# Another EVTV video, geart idea about support for the DIY



## Mike (Apr 4, 2016)

Another interesting video by Jack.

My technique is to run at 2x speed.

FF to about 1 hour 14 minutes for the start of the specific great idea IMO regarding support for the DIY crowd.


----------



## $ Trillion Musk (Nov 5, 2016)

Mike said:


> Another interesting video by Jack.
> 
> My technique is to run at 2x speed.
> 
> FF to about 1 hour 14 minutes for the start of the specific great idea IMO regarding support for the DIY crowd.


What Jack suggests is similar to troubleshooting a printer paper jam - where you are given step by step instructions and diagrams - and hopefully much better.


----------



## Casey_S (Oct 23, 2019)

Will never happen for multiple reasons. Not only is Tesla insanely backlogged for parts ordered by their own service centers, they'd never risk the bad PR associated with a bungled repair done by an owner. Not to mention 99% of owners would never use this functionality anyway.


----------



## tencate (Jan 11, 2018)

Casey_S said:


> Not to mention 99% of owners would never use this functionality anyway.

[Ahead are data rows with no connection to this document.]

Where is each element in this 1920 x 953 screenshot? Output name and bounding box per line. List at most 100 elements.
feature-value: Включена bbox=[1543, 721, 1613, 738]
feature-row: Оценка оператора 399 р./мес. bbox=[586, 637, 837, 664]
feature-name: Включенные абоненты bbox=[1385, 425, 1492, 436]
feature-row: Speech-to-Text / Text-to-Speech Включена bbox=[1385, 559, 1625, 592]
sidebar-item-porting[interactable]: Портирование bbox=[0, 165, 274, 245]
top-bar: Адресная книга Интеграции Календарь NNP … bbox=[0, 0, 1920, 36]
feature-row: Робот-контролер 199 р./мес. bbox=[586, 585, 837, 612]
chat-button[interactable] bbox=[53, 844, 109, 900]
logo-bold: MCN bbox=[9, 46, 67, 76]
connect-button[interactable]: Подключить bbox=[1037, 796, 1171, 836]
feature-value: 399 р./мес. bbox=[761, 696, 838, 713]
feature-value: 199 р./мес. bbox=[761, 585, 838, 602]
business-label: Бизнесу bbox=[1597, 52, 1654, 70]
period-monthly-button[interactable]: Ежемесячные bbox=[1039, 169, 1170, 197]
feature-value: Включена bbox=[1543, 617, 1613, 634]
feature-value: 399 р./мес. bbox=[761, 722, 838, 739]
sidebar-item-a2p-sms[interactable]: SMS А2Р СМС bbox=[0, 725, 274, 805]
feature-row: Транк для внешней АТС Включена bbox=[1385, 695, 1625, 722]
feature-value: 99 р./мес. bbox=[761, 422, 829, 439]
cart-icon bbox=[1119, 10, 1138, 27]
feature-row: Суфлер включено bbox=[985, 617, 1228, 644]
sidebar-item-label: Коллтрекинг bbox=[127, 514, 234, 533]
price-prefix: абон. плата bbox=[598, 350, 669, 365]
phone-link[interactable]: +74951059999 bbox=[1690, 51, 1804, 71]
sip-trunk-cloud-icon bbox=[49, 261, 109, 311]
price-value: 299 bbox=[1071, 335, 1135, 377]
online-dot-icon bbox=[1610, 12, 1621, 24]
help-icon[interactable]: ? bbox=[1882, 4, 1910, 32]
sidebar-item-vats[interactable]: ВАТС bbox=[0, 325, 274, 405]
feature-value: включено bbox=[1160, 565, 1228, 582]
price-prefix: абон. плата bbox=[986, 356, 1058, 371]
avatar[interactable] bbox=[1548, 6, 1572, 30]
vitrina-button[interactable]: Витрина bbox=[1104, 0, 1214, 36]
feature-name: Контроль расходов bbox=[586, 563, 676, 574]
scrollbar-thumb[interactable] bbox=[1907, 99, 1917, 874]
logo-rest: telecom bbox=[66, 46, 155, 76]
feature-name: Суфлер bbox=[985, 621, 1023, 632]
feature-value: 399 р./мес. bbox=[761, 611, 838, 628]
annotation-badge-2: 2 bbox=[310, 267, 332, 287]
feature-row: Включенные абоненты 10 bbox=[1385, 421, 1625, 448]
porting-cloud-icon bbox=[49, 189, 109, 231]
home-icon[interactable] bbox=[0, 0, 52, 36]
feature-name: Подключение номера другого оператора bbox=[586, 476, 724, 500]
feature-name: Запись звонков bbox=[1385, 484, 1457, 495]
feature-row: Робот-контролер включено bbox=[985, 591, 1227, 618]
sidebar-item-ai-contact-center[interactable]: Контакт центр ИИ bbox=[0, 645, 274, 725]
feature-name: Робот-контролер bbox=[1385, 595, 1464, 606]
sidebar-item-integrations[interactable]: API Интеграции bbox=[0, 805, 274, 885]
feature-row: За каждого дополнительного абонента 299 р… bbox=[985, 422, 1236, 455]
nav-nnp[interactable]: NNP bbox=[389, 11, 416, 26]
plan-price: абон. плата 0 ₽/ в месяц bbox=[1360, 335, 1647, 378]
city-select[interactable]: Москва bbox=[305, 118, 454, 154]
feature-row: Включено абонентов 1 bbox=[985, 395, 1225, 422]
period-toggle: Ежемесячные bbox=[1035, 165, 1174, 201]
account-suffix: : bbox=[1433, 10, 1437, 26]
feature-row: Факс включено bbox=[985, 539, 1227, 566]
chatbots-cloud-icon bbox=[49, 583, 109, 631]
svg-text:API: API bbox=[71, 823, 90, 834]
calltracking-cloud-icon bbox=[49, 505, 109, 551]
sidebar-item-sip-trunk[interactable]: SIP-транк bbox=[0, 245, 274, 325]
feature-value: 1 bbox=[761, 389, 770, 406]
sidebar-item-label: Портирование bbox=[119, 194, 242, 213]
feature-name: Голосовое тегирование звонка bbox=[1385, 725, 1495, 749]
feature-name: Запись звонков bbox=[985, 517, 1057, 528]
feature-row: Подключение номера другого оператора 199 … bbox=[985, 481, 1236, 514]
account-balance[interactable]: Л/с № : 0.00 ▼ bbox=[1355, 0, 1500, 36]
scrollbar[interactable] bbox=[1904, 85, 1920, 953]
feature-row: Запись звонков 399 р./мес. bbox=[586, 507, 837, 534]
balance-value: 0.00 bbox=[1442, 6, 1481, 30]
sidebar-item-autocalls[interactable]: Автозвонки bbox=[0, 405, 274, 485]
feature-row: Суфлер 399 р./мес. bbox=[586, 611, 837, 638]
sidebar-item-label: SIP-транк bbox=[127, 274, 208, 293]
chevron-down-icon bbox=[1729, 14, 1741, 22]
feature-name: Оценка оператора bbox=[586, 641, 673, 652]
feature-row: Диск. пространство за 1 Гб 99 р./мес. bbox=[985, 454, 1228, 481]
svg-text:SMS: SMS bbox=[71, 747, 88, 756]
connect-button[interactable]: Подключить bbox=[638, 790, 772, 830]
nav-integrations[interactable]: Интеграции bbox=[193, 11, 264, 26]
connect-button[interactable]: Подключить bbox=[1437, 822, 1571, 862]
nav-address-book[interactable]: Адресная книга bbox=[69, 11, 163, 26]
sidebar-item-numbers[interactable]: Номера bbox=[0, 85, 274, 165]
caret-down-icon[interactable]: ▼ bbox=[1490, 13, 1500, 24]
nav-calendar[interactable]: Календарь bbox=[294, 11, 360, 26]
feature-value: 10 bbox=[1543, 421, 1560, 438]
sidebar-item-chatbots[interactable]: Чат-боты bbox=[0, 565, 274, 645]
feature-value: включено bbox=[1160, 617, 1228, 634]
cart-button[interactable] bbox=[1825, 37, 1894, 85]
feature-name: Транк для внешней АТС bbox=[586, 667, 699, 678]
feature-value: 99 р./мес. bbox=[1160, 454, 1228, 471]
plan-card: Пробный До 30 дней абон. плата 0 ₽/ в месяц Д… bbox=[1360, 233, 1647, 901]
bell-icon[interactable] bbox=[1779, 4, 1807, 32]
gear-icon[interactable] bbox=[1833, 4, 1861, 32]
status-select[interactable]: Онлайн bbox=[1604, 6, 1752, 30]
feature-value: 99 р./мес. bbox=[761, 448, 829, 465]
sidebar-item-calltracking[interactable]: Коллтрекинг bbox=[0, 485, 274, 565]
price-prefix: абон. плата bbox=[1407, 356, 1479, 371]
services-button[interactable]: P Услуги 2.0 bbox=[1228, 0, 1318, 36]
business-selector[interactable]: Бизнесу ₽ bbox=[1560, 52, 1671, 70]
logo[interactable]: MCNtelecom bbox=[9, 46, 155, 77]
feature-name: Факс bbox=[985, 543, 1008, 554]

That makes me one of the 1% I guess. Max is just about out of his first warranty...  even though I don't really expect to be doing much of anything on the car anyway I'd like to know how to do suspension/brake things for example when the time comes...


----------



## Feathermerchant (Sep 17, 2018)

Brakes at the wheels are very standard. Pads, rotors, calipers just like other cars.
There are aftermarket springs and dampers. Also very standard as far as how they operate, and are removed/installed.
Search Youtube.


----------